Alimentando a serpente

Jorge Cadima

As consequências históricas de alimentar o fascismo são conhecidas

As eleições em Israel deram a vitória a uma direita ainda mais extrema do que a que já estava no poder. O ex-primeiro-ministro Netanyahu, afogado em escândalos de corrupção, regressa à frente duma coligação que inclui a terceira força política, a aliança Sionismo Religioso, defensor aberto da anexação da Cisjordânia ocupada, da expulsão em massa de palestinianos do seu território histórico, da destruição da Mesquita de Al-Aqsa para construir um templo judaico sobre os seus escombros e das linchagens de palestinianos ao grito de «morte aos árabes».

O editor-em-chefe do jornal israelita Jerusalem Post descreve Itamar Ben-Gvir, chefe do Sionismo Religioso, como «uma versão moderna israelita dum supremacista branco americano e dum europeu fascista» (18.10.22). Outro jornalista israelita, Yossi Klein, comenta os resultados eleitorais com um artigo entitulado: «Agora é oficial: o fascismo somos nós» (Haaretz, 4.11.22). Gideon Levy vai um pouco mais fundo, ao escrever: «Ninguém se deve surpreender com quanto aconteceu. Não podia ser de outra maneira. […]. Cinquenta anos de instigação do ódio contra os palestinianos e de terror sobre eles não podiam acabar num governo de paz. Cinquenta anos de apoio israelita à ocupação, ombro a ombro, da esquerda à direita sionistas, não podiam acabar de forma diferente» (Haaretz, 3.11.22). É uma lição importante.

Parafraseando Levy, podemos dizer que o apoio «ocidental» à Ucrânia, ombro a ombro, da «esquerda» à direita, não pode acabar de forma diferente senão na promoção do fascismo. Esse apoio incondicional finge-se cego ao fascismo que prolifera na Ucrânia. Cego ao culto de Stepan Bandera, colaboracionista nazi, genocida das populações soviéticas, polacas, judaicas. Cego face aos crimes do fascismo ucraniano desde 2014, incluindo o massacre na Casa dos Sindicatos de Odessa e a guerra no Donbass. Cego face ao ódio irracional e racista contra os russos (paradoxal, dada a grande afinidade entre os dois povos, mas a racionalidade nunca foi característica do fascismo).
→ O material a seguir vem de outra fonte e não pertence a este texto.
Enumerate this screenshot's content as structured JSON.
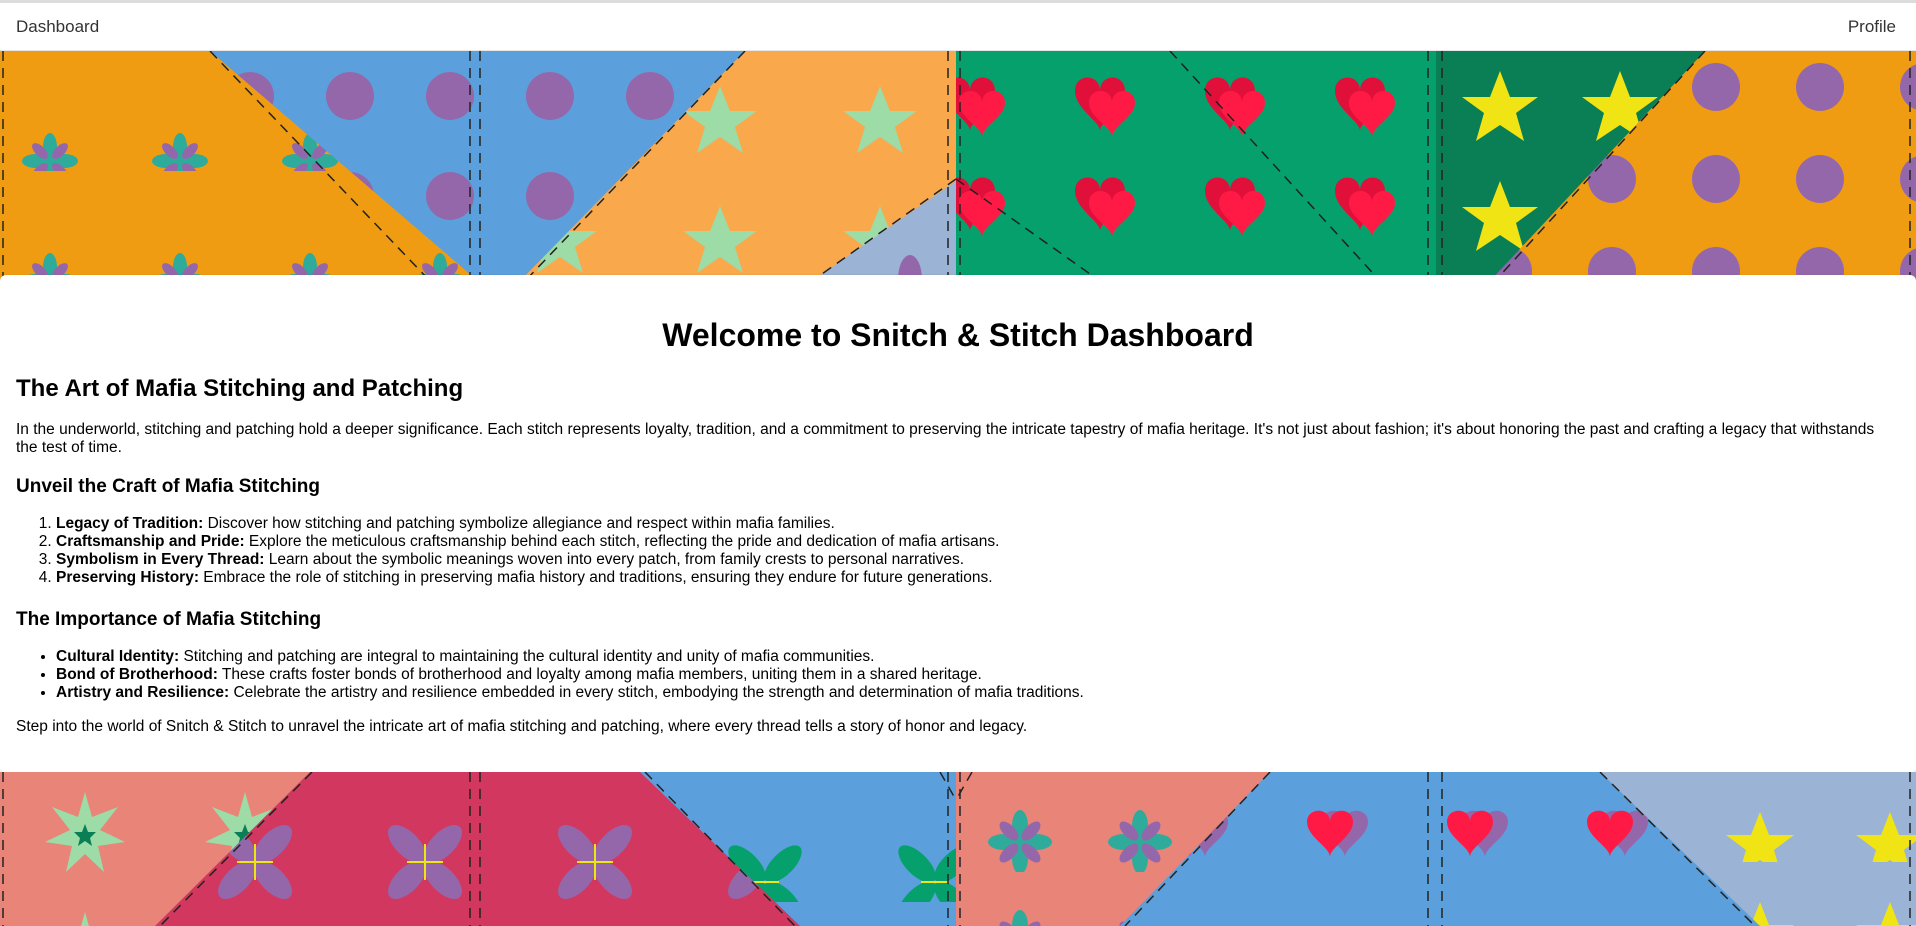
{
  "nav": {
    "dashboard_label": "Dashboard",
    "profile_label": "Profile"
  },
  "main": {
    "title": "Welcome to Snitch & Stitch Dashboard",
    "subtitle": "The Art of Mafia Stitching and Patching",
    "intro": "In the underworld, stitching and patching hold a deeper significance. Each stitch represents loyalty, tradition, and a commitment to preserving the intricate tapestry of mafia heritage. It's not just about fashion; it's about honoring the past and crafting a legacy that withstands the test of time.",
    "craft_heading": "Unveil the Craft of Mafia Stitching",
    "craft_items": [
      {
        "term": "Legacy of Tradition:",
        "text": " Discover how stitching and patching symbolize allegiance and respect within mafia families."
      },
      {
        "term": "Craftsmanship and Pride:",
        "text": " Explore the meticulous craftsmanship behind each stitch, reflecting the pride and dedication of mafia artisans."
      },
      {
        "term": "Symbolism in Every Thread:",
        "text": " Learn about the symbolic meanings woven into every patch, from family crests to personal narratives."
      },
      {
        "term": "Preserving History:",
        "text": " Embrace the role of stitching in preserving mafia history and traditions, ensuring they endure for future generations."
      }
    ],
    "importance_heading": "The Importance of Mafia Stitching",
    "importance_items": [
      {
        "term": "Cultural Identity:",
        "text": " Stitching and patching are integral to maintaining the cultural identity and unity of mafia communities."
      },
      {
        "term": "Bond of Brotherhood:",
        "text": " These crafts foster bonds of brotherhood and loyalty among mafia members, uniting them in a shared heritage."
      },
      {
        "term": "Artistry and Resilience:",
        "text": " Celebrate the artistry and resilience embedded in every stitch, embodying the strength and determination of mafia traditions."
      }
    ],
    "closing": "Step into the world of Snitch & Stitch to unravel the intricate art of mafia stitching and patching, where every thread tells a story of honor and legacy."
  },
  "colors": {
    "orange": "#f09c13",
    "blue": "#5b9fdc",
    "light_orange": "#f9a84c",
    "grey_blue": "#9bb3d4",
    "green": "#05a06c",
    "dark_green": "#0a7f55",
    "salmon": "#e98478",
    "raspberry": "#d1375f",
    "purple": "#9467ab",
    "teal": "#2eab9b",
    "red": "#f0103a",
    "yellow": "#f1e414",
    "mint": "#9ddba7"
  }
}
A guerra é alimentada com o envio de toneladas de armas e rios de dinheiro (que não existe para as despesas sociais). É pretexto para sanções que estão a destruir as economias europeias. É usada para justificar a inqualificável atitude do «Ocidente» na Assembleia Geral da ONU, no passado dia 4 de Novembro, ao votar contra a moção de «Combate à glorificação do Nazismo». A moção, apresentada desde há anos por iniciativa da Rússia, foi aprovada por larga maioria, com 105 votos a favor. Mas EUA, países da UE e Ucrânia votaram contra. Invocaram como desculpa a intervenção militar russa na Ucrânia. Mas já no ano passado, antes dessa intervenção, EUA e Ucrânia haviam votado contra e a generalidade dos países da UE se havia abstido. Assim se vai branqueando, e alimentando, o fascismo.

O filo-fascismo de largos sectores da burguesia liberal não é novidade. Foi assim nos anos 20 e 30 do século passado quando, face à sua grande crise, a generalidade das classes dirigentes europeias alimentou o «salvador» nazi-fascista. As consequências trágicas são conhecidas. Face à sua grande crise de hoje, assistimos de novo ao alimentar da serpente, que vai saindo do ovo.